So an international league table in the Education at a Glance report by the Organisation for Economic Cooperation and Development has revealed that 12–14-year-olds in England spend less time learning the so-called 3Rs – reading, writing and arithmetic – than children in any other country in the industrialised world.
According to the figures, schoolchildren in England spend 11% of their time focused on the 3Rs and 12% on maths, with the rest of the timetable filled with minor – although arguably still important – subjects such as sex education and citizenship. To put this into perspective, France and Poland focus 16% of learning time on literacy, Ireland as much as 28% and South Korea 13%.
The issue was raised by Tory backbencher Philip Davies on Friday, but mainly – it seems – so he could point fingers at the Labour government for pouring millions of pounds into funding literacy and numeracy projects, while – he said – “a fifth of our school leavers are functionally illiterate”.
“Our children are so busy learning about community cohesion, climate change, healthy eating and sex education that they don't have time to learn how to read and write,” Davies reasoned.
While I can appreciate what he's trying to say, it seems counterproductive to pursue an either-or approach. Surely there are enough years of formal education that both the basics and the 'extras' can be taught?
Of course, literacy and numeracy are the fundamentals of a successful education, career and – ultimately – life. Without them you can't complete an NVQ, much less attend university should you wish to, so there's no argument there.

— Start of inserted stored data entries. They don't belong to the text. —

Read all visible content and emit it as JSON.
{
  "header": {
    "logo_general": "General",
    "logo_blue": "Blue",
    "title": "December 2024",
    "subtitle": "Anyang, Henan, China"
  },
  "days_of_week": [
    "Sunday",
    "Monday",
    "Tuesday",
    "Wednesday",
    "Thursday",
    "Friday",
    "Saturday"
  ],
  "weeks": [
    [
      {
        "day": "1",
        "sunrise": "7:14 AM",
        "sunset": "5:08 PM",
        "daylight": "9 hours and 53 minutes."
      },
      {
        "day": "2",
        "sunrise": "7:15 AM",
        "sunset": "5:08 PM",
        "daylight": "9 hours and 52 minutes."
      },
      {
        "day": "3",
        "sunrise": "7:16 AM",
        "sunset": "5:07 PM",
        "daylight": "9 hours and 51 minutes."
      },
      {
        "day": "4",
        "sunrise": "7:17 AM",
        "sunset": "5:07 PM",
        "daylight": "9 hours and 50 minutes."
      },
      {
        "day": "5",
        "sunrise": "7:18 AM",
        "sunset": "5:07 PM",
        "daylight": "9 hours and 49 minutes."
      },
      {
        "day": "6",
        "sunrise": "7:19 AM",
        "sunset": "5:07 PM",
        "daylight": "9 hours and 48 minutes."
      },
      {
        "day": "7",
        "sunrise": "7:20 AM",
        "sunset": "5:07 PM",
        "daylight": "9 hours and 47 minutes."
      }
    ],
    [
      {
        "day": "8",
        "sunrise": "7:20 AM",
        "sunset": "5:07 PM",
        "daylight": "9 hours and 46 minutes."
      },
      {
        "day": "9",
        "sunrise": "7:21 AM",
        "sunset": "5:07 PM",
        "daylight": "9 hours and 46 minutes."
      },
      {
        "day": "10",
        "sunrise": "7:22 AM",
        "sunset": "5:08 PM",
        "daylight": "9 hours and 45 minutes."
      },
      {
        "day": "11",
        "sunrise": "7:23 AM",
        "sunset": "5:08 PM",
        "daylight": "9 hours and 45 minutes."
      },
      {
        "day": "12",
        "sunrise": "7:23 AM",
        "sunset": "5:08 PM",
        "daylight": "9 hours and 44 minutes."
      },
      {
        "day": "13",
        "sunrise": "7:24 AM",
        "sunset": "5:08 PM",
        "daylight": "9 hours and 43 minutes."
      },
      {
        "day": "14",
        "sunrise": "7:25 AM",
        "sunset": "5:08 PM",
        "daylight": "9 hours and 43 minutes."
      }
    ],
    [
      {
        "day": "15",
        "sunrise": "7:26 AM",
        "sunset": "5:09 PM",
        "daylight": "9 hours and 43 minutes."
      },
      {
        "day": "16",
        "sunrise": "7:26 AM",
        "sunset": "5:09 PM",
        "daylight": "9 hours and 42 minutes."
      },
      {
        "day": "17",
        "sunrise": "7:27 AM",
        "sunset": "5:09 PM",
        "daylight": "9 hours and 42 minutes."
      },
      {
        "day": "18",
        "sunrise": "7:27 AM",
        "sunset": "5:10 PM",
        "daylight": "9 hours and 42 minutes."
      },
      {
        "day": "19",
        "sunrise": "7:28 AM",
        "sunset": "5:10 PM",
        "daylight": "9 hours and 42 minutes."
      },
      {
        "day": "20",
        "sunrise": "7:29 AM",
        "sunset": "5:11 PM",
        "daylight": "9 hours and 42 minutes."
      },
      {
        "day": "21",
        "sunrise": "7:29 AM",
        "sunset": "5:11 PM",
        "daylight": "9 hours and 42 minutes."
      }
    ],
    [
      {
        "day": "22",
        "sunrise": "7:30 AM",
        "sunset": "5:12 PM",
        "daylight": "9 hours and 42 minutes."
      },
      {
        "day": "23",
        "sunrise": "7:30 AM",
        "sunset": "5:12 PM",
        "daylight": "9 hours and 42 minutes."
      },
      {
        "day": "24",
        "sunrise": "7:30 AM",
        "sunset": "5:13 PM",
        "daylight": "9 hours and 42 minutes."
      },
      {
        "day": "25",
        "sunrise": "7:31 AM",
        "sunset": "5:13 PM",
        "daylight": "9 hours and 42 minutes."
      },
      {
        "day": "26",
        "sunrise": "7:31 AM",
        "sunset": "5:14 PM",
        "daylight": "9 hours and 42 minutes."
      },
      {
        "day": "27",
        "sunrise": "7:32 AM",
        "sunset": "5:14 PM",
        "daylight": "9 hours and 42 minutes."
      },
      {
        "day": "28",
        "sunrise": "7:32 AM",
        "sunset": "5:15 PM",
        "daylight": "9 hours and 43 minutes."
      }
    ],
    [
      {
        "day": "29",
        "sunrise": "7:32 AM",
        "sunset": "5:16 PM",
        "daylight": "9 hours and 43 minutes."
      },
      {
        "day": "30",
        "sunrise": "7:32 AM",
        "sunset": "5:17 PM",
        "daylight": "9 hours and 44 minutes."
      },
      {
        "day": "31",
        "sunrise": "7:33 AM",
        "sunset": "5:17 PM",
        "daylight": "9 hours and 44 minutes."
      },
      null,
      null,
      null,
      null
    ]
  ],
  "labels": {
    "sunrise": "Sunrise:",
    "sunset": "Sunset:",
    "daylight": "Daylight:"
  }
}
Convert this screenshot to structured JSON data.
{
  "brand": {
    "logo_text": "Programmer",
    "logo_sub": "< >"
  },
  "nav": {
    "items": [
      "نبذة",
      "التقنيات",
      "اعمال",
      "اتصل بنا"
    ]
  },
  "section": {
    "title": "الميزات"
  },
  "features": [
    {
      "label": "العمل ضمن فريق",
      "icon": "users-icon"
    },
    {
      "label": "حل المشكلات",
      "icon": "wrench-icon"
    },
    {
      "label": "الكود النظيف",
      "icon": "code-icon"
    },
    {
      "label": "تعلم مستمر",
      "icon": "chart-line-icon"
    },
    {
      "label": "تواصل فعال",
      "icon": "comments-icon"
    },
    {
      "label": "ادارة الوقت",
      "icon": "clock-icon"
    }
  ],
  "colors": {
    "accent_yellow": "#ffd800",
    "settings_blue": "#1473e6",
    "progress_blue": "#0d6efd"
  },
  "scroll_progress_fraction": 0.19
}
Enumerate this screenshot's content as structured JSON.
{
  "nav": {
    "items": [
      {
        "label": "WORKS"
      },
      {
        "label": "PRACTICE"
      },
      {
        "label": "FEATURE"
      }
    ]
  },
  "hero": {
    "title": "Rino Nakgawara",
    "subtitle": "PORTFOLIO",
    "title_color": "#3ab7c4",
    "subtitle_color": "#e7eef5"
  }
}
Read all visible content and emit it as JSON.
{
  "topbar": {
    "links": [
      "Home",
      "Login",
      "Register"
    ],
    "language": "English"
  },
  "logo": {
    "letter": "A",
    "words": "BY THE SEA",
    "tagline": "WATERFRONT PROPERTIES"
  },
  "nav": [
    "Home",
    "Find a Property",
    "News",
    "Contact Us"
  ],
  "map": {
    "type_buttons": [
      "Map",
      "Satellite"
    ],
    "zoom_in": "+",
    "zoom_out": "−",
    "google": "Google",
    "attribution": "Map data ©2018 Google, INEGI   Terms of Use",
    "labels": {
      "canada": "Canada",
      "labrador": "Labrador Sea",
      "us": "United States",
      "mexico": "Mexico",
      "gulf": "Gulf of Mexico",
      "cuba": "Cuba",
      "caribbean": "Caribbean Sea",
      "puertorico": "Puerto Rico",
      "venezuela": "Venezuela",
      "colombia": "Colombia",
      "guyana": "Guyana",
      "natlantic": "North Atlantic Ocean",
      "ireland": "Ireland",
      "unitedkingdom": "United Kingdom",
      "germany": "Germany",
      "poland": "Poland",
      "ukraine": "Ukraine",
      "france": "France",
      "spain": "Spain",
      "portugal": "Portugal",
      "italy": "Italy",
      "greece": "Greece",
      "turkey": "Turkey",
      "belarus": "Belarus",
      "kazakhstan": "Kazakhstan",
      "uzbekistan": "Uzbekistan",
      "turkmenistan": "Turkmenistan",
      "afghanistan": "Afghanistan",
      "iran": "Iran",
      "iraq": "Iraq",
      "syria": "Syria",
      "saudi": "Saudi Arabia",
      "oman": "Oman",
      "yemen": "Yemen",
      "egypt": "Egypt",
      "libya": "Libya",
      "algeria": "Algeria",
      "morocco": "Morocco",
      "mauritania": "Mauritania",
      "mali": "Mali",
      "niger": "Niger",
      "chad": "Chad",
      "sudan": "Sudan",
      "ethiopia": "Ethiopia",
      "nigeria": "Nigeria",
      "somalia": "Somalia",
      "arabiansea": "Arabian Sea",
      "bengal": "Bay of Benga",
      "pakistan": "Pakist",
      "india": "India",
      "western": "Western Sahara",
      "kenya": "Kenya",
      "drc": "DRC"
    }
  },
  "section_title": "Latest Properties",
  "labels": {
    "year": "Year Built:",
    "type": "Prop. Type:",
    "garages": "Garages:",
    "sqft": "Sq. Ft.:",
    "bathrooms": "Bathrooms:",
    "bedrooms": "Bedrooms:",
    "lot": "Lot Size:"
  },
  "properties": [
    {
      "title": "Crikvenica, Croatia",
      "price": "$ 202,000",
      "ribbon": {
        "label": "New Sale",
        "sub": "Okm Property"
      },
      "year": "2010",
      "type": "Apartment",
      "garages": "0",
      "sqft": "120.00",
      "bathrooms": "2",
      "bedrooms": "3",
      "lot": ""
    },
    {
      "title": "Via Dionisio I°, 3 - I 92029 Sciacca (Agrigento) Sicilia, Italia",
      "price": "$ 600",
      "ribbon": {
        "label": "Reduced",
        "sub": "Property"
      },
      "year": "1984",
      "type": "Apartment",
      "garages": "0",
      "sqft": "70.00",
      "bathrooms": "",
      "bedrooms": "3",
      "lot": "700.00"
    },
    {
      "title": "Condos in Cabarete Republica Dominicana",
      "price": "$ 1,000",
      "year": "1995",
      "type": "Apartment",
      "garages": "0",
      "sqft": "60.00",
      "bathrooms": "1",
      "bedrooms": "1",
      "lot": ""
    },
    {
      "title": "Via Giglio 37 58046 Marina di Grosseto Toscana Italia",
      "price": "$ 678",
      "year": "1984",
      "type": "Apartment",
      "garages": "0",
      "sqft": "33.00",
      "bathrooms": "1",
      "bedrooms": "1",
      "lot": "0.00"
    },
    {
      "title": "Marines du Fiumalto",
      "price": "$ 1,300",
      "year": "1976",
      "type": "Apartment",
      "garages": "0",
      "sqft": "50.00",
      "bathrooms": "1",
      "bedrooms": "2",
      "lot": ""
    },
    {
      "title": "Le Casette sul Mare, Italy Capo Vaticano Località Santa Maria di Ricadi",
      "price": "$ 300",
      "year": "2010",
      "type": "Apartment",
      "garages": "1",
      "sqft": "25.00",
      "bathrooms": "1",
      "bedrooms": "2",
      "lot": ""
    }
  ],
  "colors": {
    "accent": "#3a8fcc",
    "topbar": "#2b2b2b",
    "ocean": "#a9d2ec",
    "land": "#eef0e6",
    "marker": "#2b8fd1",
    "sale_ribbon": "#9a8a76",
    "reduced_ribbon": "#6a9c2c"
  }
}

But aren't these 'time-wasters', as Davies seems to think of them, important too? If it weren't for them being taught in schools, how many more obese teenagers would be falling pregnant, throwing their empty fast-food wrappers at little old ladies?
I guess the best we can hope for now is that the politicians will use this information to do more than just sling mud at each other and actually do something useful for educational reform.
And perhaps if we as parents were more involved in our children's learning of the basics, opportunities would arise for them to learn more about those 'extras' from us too.
What do you think? Should schools be taking all the responsibility for literacy, numeracy as well as social consciousness, or should there be something left for parents to teach their children?